The Lifetime Achievement Award, at the discretion of the Animafest Council, went to the Belgian master of animation Raoul Servais, and the Award for Outstanding Contribution to Animation Studies went to the Polish director and producer Marcin Giżycki. The International Animated Film Association (ASIFA) gave the Award for Outstanding Contribution to the Art of Animation to Giannalberto Bendazzi, and the best animation school is the the University of Arts and Design Moholy-Nagy of Budapest.
Aside from the winners, the stage hosted many festival guests and their hosts: ASIFA members Corrie Francis parks, Thomas Renoldner, Nancy Phelps and Vesna Dovniković, Festival Council president Margit Antauer, Animafest’s artistic director Daniel Šuljić, festival producers Paola Orlić and Matea Milić, managing director of the Croatian Audiovisual Centre Hrvoje Hribar, and deputy head of the City Office for Education, Culture and Sport Tedi Lušetić, who opened the festival together with Margit Antauer, saying that there are a lot of festivals in town, but only one Animafest.

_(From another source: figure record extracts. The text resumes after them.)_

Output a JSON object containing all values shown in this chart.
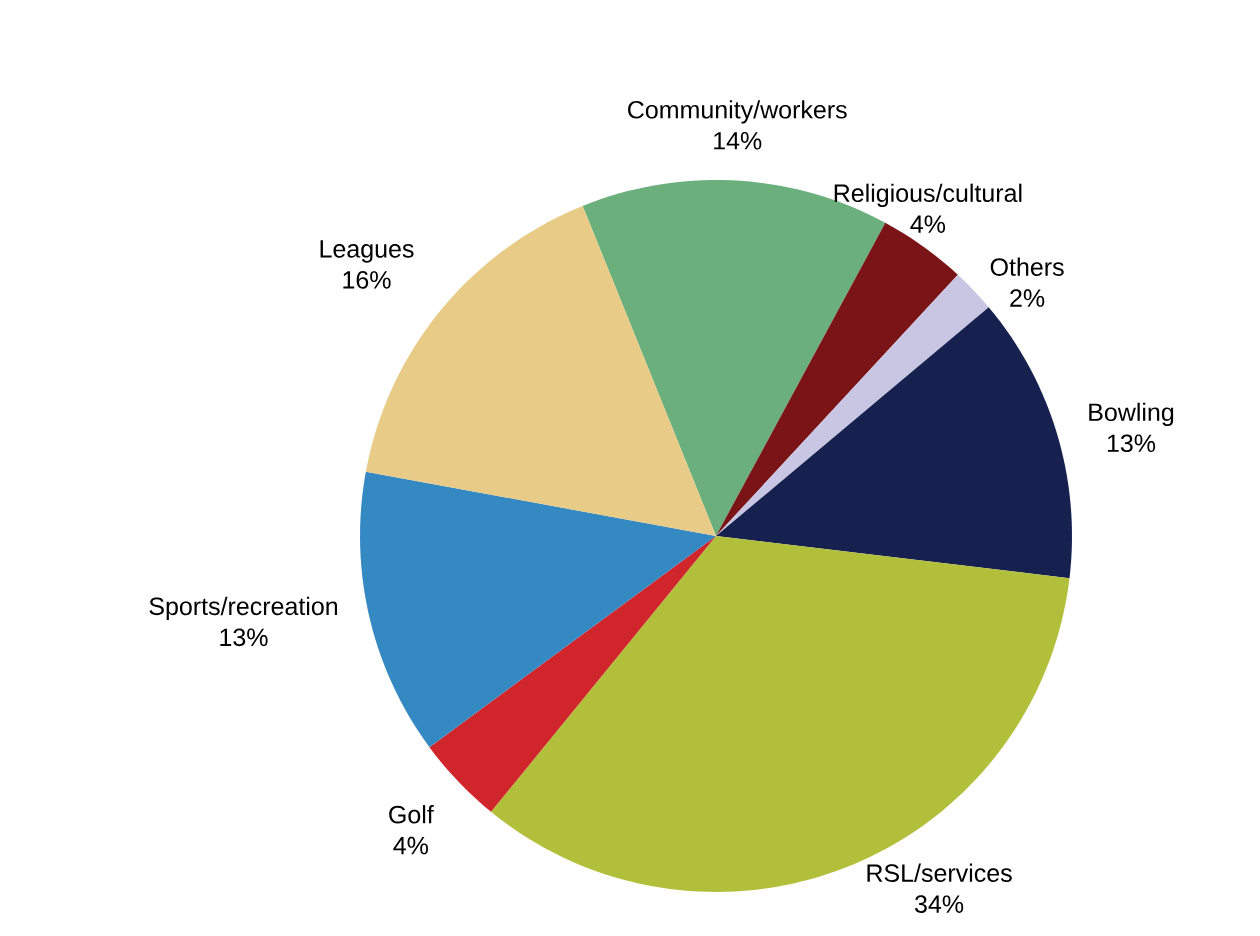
{
  "chart_data": {
    "type": "pie",
    "categories": [
      "Community/workers",
      "Religious/cultural",
      "Others",
      "Bowling",
      "RSL/services",
      "Golf",
      "Sports/recreation",
      "Leagues"
    ],
    "values": [
      14,
      4,
      2,
      13,
      34,
      4,
      13,
      16
    ],
    "value_labels": [
      "14%",
      "4%",
      "2%",
      "13%",
      "34%",
      "4%",
      "13%",
      "16%"
    ],
    "colors": [
      "#6aaf7c",
      "#7b1416",
      "#c9c6e4",
      "#17214f",
      "#b2bf3a",
      "#d0262b",
      "#3589c3",
      "#e8cb86"
    ]
  }
}
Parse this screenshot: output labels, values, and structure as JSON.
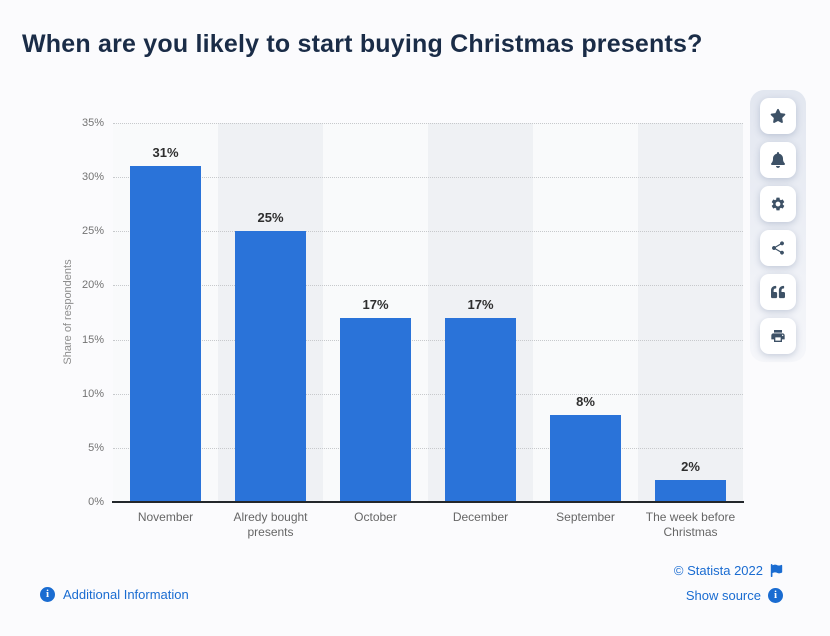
{
  "page": {
    "title": "When are you likely to start buying Christmas presents?"
  },
  "chart_data": {
    "type": "bar",
    "categories": [
      "November",
      "Alredy bought presents",
      "October",
      "December",
      "September",
      "The week before Christmas"
    ],
    "values": [
      31,
      25,
      17,
      17,
      8,
      2
    ],
    "value_labels": [
      "31%",
      "25%",
      "17%",
      "17%",
      "8%",
      "2%"
    ],
    "title": "",
    "xlabel": "",
    "ylabel": "Share of respondents",
    "ylim": [
      0,
      35
    ],
    "ytick_values": [
      35,
      30,
      25,
      20,
      15,
      10,
      5,
      0
    ],
    "ytick_labels": [
      "35%",
      "30%",
      "25%",
      "20%",
      "15%",
      "10%",
      "5%",
      "0%"
    ],
    "grid": "dotted-horizontal",
    "legend": "none",
    "bar_color": "#2a73d9",
    "band_color_light": "#f9fafb",
    "band_color_dark": "#eff1f4"
  },
  "toolbar": {
    "items": [
      {
        "name": "favorite",
        "icon": "star-icon"
      },
      {
        "name": "notifications",
        "icon": "bell-icon"
      },
      {
        "name": "settings",
        "icon": "gear-icon"
      },
      {
        "name": "share",
        "icon": "share-icon"
      },
      {
        "name": "cite",
        "icon": "quote-icon"
      },
      {
        "name": "print",
        "icon": "printer-icon"
      }
    ]
  },
  "footer": {
    "additional_information": "Additional Information",
    "copyright": "© Statista 2022",
    "show_source": "Show source"
  },
  "icons": {
    "info_glyph": "i"
  },
  "colors": {
    "title_text": "#1a2c47",
    "link_blue": "#1a6cd1",
    "toolbar_icon": "#3d5166",
    "axis_text": "#737373",
    "category_text": "#666666",
    "value_label_text": "#2e2e2e",
    "baseline": "#23272b"
  }
}
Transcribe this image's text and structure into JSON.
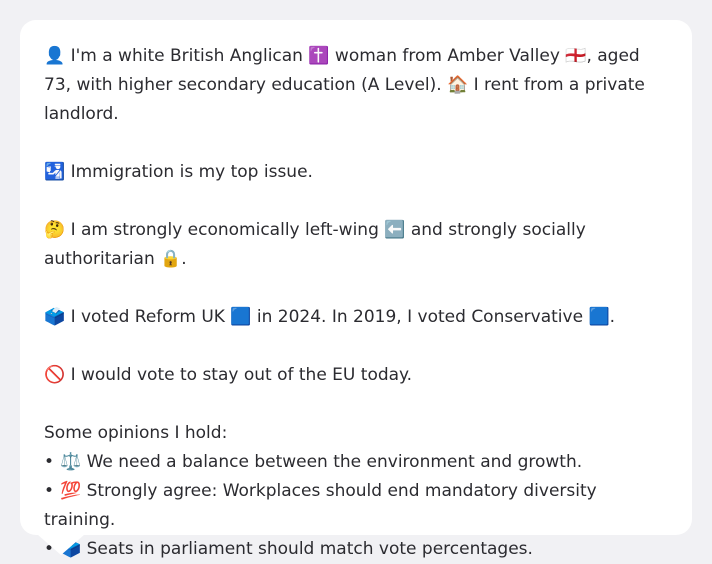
{
  "profile": {
    "line1": "👤 I'm a white British Anglican ✝️ woman from Amber Valley 🏴󠁧󠁢󠁥󠁮󠁧󠁿, aged 73, with higher secondary education (A Level). 🏠 I rent from a private landlord.",
    "line2": "🛂 Immigration is my top issue.",
    "line3": "🤔 I am strongly economically left-wing ⬅️ and strongly socially authoritarian 🔒.",
    "line4": "🗳️ I voted Reform UK 🟦 in 2024. In 2019, I voted Conservative 🟦.",
    "line5": "🚫 I would vote to stay out of the EU today.",
    "opinions_heading": "Some opinions I hold:",
    "opinions": [
      "⚖️ We need a balance between the environment and growth.",
      "💯 Strongly agree: Workplaces should end mandatory diversity training.",
      "🗳️ Seats in parliament should match vote percentages."
    ]
  }
}
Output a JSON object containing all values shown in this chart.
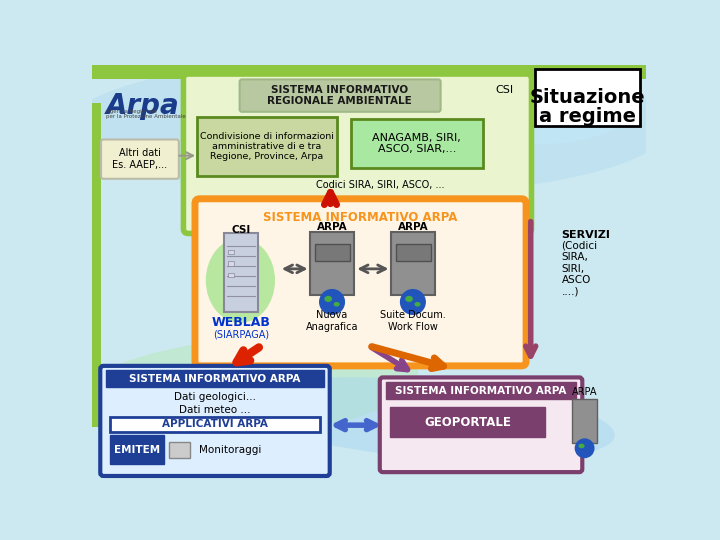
{
  "bg_color": "#cce8f0",
  "title_situazione_line1": "Situazione",
  "title_situazione_line2": "a regime",
  "main_box_title": "SISTEMA INFORMATIVO\nREGIONALE AMBIENTALE",
  "csi_label": "CSI",
  "condiv_text": "Condivisione di informazioni\namministrative di e tra\nRegione, Province, Arpa",
  "anag_text": "ANAGAMB, SIRI,\nASCO, SIAR,...",
  "altri_dati_text": "Altri dati\nEs. AAEP,...",
  "codici_text": "Codici SIRA, SIRI, ASCO, ...",
  "orange_box_title": "SISTEMA INFORMATIVO ARPA",
  "weblab_label": "WEBLAB",
  "weblab_sub": "(SIARPAGA)",
  "csi_computer_label": "CSI",
  "arpa_label1": "ARPA",
  "arpa_label2": "ARPA",
  "nuova_text": "Nuova\nAnagrafica",
  "suite_text": "Suite Docum.\nWork Flow",
  "servizi_text": "SERVIZI",
  "servizi_sub": "(Codici\nSIRA,\nSIRI,\nASCO\n....)",
  "blue_box_title": "SISTEMA INFORMATIVO ARPA",
  "dati_geo": "Dati geologici...",
  "dati_meteo": "Dati meteo ...",
  "applic_text": "APPLICATIVI ARPA",
  "emitem_text": "EMITEM",
  "monit_text": "Monitoraggi",
  "purple_box_title": "SISTEMA INFORMATIVO ARPA",
  "geoportale_text": "GEOPORTALE",
  "arpa_bottom": "ARPA",
  "green_stripe_color": "#8dc63f",
  "orange_color": "#f7941d",
  "blue_color": "#1f3f96",
  "purple_color": "#7b3f6e",
  "dark_green": "#5a8a1e",
  "light_green_bg": "#eaf5d0",
  "light_orange_bg": "#fff5e6",
  "light_blue_bg": "#ddeeff",
  "light_purple_bg": "#f5e8f0"
}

“It is lovely to be back again to this beautiful country I used to visit every year as a young man,” said Raoul Servais, remembering his first visit to the Zagreb festival in 1972, when his film Operation X-70 won a Grand Prix. Audience honoured Servais with a long and impressive applause.
Council president Margit Antauer also remembered this period and read an excerpt from Servais’s interview in Vjesnik when he first visited the festival. Among other things, he said back then that animation is his reason to live, that he couldn’t live without it and that he believes in it, since he as a child decided he would work in animation.
The winner of the Award for Outstanding Contribution to Animation Studies Marcin Giżycki said that when he first visited Zagreb, 36 years ago and met Bendazzi and Servais, he couldn’t even imagine that one day he would be receiving an award together with them. Deeply moved and surprised by the award was Bendazzi, who is presenting at the festival his ‘life project’, a recently published book Animation: A World History, an almost 1500-page volume of the history of global animation. He is also having a lecture on the relation between the Oscars and the Zagreb School of Animation.
In his introductory speech, managing director of the Croatian Audiovisual Centre Hrvoje Hribar said that “in the world of animation anything is possible and here in Croatia we are quite at home with animation.”
“We have won Golden Lions with Mimica, Oscars with Vukotić, as well as awards at many other festivals, and we still do,” said Hribar and thanked all those who make the festival and prove that animation is indeed “a magnificent triumph of human labour.”
The film programme opened with The Erlking by the festival guest Georges Schwizgebel, Very Lonely Cock by Leonid Shmelkov, Winter Love by Isabel Herguera, Planemo by Veljko Popovićm Blind Vaysha by Theodor Ushev, All Rot by Max Hattler, The Uncanny Valley by Paul Wenninger and Lili Brushes Her Teeth by Siri Melchior. A rerun is scheduled for Wednesday, 8 June at 1pm, Europa cinema.
On Tuesday, audience can enjoy in a rich festival programme at all cinemas, including a retrospective of films by Raoul Servais, who is having a Q&A after the screening. The international symposium Animafest Scanner III begins as well, followed by the opening of the exhibition of works by students from the Academy of Media Arts Cologne – KHM at ULUPUH Gallery and the experimental interactive installation PIEdeck at Zagreb Dance Centre / Oktogon.